Proof: Define the value $V$ of a configuration to be\[ V = C + \frac{\lambda S}{1-N\lambda}, \]where $C$ is the cap and $S$ is the score, respectively. We claim that the value is nonincreasing. Indeed, suppose we have a configuration $X_1,X_2,\ldots, X_{N+1}$, where $x_1\leq x_2\leq \cdots \leq x_{N+1}$. Suppose we reflect $X_i$ over $X_j$ with $i<j$. Write $\alpha = X_iX_j$, and $\beta =X_jX_{N+1}$. If the cap does not change, then clearly the score decreases, since $X_i$ moves closer to $X_{N+1}$ and the other distances do not change. Otherwise, we see that the cap increases by $\lambda \alpha - \beta$.
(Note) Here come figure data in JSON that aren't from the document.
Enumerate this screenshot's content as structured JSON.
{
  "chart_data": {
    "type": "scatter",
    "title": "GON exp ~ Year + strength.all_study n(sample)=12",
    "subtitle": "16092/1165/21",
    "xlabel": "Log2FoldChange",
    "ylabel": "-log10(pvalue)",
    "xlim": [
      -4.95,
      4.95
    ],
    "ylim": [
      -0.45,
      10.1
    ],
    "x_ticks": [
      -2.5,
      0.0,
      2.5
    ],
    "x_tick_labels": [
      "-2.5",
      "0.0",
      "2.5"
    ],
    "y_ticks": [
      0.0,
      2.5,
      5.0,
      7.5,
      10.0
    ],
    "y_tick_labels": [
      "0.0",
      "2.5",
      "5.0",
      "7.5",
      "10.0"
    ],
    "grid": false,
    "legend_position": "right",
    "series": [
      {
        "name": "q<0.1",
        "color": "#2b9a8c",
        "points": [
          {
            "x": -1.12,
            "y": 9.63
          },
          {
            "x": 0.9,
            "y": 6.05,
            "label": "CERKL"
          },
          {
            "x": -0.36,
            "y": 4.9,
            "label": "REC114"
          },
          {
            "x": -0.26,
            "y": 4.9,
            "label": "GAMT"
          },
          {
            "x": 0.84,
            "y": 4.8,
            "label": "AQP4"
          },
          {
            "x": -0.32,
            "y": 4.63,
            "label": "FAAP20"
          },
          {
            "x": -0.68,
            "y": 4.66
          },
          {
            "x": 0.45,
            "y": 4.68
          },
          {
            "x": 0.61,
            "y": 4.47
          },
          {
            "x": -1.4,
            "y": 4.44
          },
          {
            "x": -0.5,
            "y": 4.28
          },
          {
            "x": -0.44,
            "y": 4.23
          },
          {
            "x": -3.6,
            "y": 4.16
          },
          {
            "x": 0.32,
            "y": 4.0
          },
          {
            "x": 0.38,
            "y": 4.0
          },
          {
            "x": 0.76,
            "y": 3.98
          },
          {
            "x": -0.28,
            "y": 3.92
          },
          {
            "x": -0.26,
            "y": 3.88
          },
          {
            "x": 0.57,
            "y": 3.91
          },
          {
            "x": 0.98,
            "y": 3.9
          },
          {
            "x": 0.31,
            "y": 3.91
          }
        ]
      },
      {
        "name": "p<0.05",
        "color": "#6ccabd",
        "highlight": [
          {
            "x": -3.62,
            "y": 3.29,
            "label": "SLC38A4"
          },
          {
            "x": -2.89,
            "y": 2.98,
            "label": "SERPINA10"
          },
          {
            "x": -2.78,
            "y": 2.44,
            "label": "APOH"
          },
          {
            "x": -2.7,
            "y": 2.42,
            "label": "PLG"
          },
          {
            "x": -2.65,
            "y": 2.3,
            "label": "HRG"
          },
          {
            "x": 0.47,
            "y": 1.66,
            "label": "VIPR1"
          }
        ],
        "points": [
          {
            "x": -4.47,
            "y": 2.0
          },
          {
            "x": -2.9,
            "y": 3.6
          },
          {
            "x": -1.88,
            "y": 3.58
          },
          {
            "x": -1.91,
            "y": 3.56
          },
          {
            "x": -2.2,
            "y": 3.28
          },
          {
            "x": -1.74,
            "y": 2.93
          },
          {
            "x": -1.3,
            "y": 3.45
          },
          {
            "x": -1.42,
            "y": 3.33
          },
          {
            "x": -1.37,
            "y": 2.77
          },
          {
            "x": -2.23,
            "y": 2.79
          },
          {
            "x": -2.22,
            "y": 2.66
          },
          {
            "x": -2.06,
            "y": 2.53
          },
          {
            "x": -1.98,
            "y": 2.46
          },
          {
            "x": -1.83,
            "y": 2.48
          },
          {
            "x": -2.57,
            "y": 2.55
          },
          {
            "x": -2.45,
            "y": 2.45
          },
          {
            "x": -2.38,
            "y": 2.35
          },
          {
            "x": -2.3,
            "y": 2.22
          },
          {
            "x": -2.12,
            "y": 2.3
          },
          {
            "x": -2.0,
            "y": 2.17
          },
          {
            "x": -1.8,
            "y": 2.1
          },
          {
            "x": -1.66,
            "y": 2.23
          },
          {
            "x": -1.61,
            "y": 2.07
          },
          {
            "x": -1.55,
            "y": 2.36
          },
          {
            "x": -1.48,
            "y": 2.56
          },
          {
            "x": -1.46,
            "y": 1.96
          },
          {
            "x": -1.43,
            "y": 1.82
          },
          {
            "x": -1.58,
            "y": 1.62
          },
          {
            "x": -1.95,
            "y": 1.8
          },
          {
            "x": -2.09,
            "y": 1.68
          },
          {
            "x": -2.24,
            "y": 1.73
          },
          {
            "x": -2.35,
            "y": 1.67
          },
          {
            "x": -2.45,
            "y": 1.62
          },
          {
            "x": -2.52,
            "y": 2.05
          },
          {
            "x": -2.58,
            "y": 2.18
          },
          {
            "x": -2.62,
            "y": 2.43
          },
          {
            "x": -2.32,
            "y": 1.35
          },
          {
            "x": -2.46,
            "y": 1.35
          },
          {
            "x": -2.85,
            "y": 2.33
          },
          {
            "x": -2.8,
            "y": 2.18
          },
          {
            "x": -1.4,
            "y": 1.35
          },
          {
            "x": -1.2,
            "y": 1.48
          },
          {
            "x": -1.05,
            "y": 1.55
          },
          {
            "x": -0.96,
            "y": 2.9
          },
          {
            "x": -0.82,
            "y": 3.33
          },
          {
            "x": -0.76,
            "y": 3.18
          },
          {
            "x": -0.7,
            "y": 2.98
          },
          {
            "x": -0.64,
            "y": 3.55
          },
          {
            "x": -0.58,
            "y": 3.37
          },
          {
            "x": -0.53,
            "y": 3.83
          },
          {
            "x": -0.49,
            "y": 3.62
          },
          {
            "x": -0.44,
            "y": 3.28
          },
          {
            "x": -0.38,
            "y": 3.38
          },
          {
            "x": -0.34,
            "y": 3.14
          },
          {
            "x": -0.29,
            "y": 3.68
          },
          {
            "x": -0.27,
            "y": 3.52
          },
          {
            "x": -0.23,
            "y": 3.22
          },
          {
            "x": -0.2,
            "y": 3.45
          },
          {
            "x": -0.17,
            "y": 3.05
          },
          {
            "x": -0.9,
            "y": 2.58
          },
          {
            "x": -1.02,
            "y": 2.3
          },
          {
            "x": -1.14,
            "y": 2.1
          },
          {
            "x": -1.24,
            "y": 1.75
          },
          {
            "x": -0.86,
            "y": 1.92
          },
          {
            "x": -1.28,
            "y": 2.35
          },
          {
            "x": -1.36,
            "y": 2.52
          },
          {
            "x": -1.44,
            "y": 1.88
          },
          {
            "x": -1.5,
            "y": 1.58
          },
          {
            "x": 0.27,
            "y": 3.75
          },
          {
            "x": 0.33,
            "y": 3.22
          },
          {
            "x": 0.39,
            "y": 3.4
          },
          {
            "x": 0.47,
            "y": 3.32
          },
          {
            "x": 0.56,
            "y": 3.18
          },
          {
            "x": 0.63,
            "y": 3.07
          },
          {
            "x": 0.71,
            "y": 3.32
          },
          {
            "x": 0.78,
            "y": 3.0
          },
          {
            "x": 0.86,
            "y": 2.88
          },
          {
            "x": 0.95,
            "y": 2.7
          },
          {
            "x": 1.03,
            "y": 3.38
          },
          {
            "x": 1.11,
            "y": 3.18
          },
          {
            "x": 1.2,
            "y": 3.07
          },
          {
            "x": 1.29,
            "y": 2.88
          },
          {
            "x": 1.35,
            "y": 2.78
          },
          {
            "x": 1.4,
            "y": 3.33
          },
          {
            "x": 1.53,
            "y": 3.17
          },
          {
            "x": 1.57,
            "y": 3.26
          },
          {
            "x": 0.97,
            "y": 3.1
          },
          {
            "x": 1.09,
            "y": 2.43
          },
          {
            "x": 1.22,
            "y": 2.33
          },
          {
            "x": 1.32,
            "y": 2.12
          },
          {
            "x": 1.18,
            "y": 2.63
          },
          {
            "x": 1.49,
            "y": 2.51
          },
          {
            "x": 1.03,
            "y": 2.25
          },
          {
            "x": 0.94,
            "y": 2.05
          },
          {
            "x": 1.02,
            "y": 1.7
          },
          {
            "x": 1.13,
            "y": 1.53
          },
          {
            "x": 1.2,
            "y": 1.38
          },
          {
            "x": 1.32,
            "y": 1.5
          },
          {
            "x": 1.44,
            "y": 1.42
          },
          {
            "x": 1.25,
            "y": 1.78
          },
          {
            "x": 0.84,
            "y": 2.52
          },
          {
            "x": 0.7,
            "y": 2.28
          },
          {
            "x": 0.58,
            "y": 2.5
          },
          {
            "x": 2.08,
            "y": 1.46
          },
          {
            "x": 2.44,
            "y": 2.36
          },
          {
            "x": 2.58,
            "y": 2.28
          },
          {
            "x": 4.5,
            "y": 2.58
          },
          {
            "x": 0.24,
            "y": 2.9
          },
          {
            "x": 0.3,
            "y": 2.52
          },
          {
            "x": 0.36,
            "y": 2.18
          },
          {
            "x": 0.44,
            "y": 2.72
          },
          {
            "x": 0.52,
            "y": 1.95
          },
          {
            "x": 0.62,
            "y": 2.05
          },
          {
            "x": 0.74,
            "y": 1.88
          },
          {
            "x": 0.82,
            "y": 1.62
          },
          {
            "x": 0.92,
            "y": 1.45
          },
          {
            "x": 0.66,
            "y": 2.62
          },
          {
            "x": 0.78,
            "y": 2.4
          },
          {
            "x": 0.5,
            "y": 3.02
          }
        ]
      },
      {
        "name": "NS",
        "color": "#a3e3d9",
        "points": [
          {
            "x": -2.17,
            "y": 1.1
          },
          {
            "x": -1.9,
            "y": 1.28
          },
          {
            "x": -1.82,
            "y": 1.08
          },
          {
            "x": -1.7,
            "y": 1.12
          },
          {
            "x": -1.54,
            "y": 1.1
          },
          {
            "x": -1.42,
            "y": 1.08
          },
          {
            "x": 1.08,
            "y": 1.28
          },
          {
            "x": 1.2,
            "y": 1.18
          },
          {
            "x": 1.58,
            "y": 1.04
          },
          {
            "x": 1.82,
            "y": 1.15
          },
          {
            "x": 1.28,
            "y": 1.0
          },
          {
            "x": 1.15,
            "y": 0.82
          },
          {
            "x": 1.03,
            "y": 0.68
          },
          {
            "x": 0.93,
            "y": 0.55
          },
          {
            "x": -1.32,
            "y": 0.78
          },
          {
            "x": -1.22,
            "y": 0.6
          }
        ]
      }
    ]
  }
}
Furthermore, since we went from $X_1,X_2,\ldots, X_{N+1}$ to $X_1,X_2,\ldots, X_{i-1},X_{i+1},\ldots, X_{N+1},Q$, where $Q$ is where $X_i$ jumped to, then the score changes from\[ \sum_{k=1}^N x_{N+1}-x_k = Nx_{N+1} - \sum_{k=1}^N x_k \]to\[ \sum_{\substack{k=1\\ k\neq i}}^{N+1}q - x_k = Nq - \sum_{\substack{k=1\\k\neq i}}^{N+1} x_k, \]so we compute that $\Delta S = N(q-x_{N+1}) - x_{N+1}+x_i = N(\lambda\alpha-\beta) - (\alpha+\beta)$. So,\[ \Delta V = \Delta C + \frac{\lambda \Delta S}{1-N\lambda} = (\lambda\alpha-\beta) + \frac{\lambda (N(\lambda\alpha-\beta)-\alpha-\beta)}{1-N\lambda} \leq \lambda\alpha + \frac{\lambda(N\lambda-1)\alpha}{1-N\lambda} = 0. \]So, $V$ is indeed nonincreasing. So, if $V_0$ is the initial value, since $S\geq 0$ always we have that\[ C\leq V \leq V_0 \]implying that $m = V_0$ indeed works, and that we cannot move all the fleas to the right of $M$. $\Box$

Thus, with both lemmas proven, we may conclude.